Sulla strada per il Col des ayes verso il Lac de Roue
Giorno 14 (14 settembre 2020) Anche oggi siamo partiti presto. Alle nove e un quarto già camminavamo in direzione del Col des ayes, che abbiamo raggiunto dopo una salita un po'...


Pubblicato: 17.09.2020





























Giorno 15 (15 settembre 2020)
Dopo una bellissima partenza nella giornata nel soleggiato bosco cattedrale al Lac de Roue, abbiamo proseguito in discesa attraverso una pineta estremamente secca. La nostra acqua potabile era di nuovo scarsa e così ci siamo molto rallegrati per il pozzo che abbiamo trovato a Château Queras. Purtroppo, il negozio di frutta indicato nella guida non esisteva più. Abbiamo camminato ancora fino circa alle dodici e un quarto e poi abbiamo trovato un posto molto carino lungo il fiume Guil. In realtà volevamo fare la spesa a Molines-en-Queras. Tuttavia, abbiamo scoperto all'improvviso che dall'altra parte del fiume c'era un supermercato. Questo apriva addirittura alle 15:15 invece che alle 16:30 come quello di Molines. Così ci siamo fermati per un po' lungo il fiume, fino a quando Rapha, Simi e Jana sono partiti per attraversare il fiume presso il ponte successivo. Alex ha cercato un po' di rischio e ha attraversato il fiume sul posto in mutande.
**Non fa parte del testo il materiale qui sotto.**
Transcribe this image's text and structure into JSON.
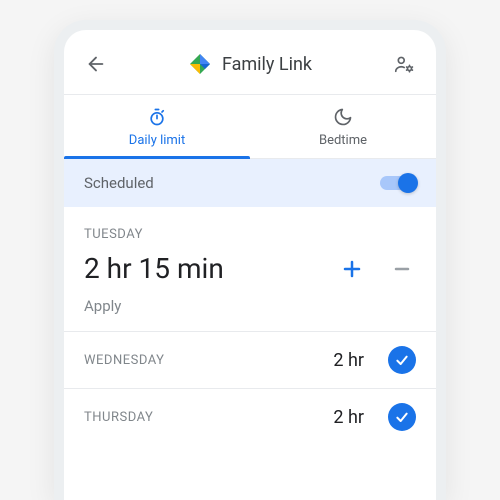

Dopo aver fatto la spesa per i prossimi due giorni, abbiamo provato nuovamente a fare autostop. Destinazione Saint-Véran, il comune più alto d'Europa, che è abitato tutto l'anno.
Un luogo molto, molto accogliente e pittoresco, che ci ha ricordato un po' i Grigioni. Sfortunatamente non c'erano più gelati nel negozio. Così abbiamo camminato ancora per circa mezz'ora verso la valle, dove il nostro 'passaggio' ci aveva consigliato un luogo per pernottare.
Era un bel posto ai margini del bosco con un pozzo e persino un tavolo. Abbiamo cucinato insieme Älplermagronen e una buona porzione di funghi Chiodini trovati (un vero fungo da gourmet) e ce la siamo goduta davvero.
Fino all'ora di andare a letto, sono state lette storie indiane davanti a un grande e caldo fuoco.
Giorno 16 (16 settembre 2020)
Dopo una notte fresca, oggi siamo partiti presto per il Col Blanchet a quasi 3.000 m sopra il livello del mare. Un bellissimo trekking attraverso il Vallon Blanchet, che comincia lentamente a tingersi d'autunno. Eravamo veloci e a mezzogiorno eravamo sul passo, dove c'era un pranzo ventoso.
Dopo il pranzo si sono addensate le nuvole e ci aspettavamo un temporale. Così siamo partiti presto e abbiamo proseguito il nostro viaggio in Italia. Infatti, il Col Blanchet è una delle montagne di confine tra Francia e Italia. Prima siamo scesi e poi abbiamo seguito un piccolo sentiero che richiedeva un po' di attenzione, fino al Bivacco Enrico Olivero. Era semplicemente da sogno. Lo sfondo montano, i tanti laghi e il paesaggio da fiaba erano mozzafiato. Tuttavia, abbiamo deciso di proseguire ancora un po'.
Ora abbiamo montato le tende al Lago Blu a 2.600 m sopra il livello del mare. Alex e Simi sono saliti su una cima e Rapha e Jana si sono concessi un bagno nel lago. Presto ci sarà la cena e poi, si spera, una notte non troppo fredda.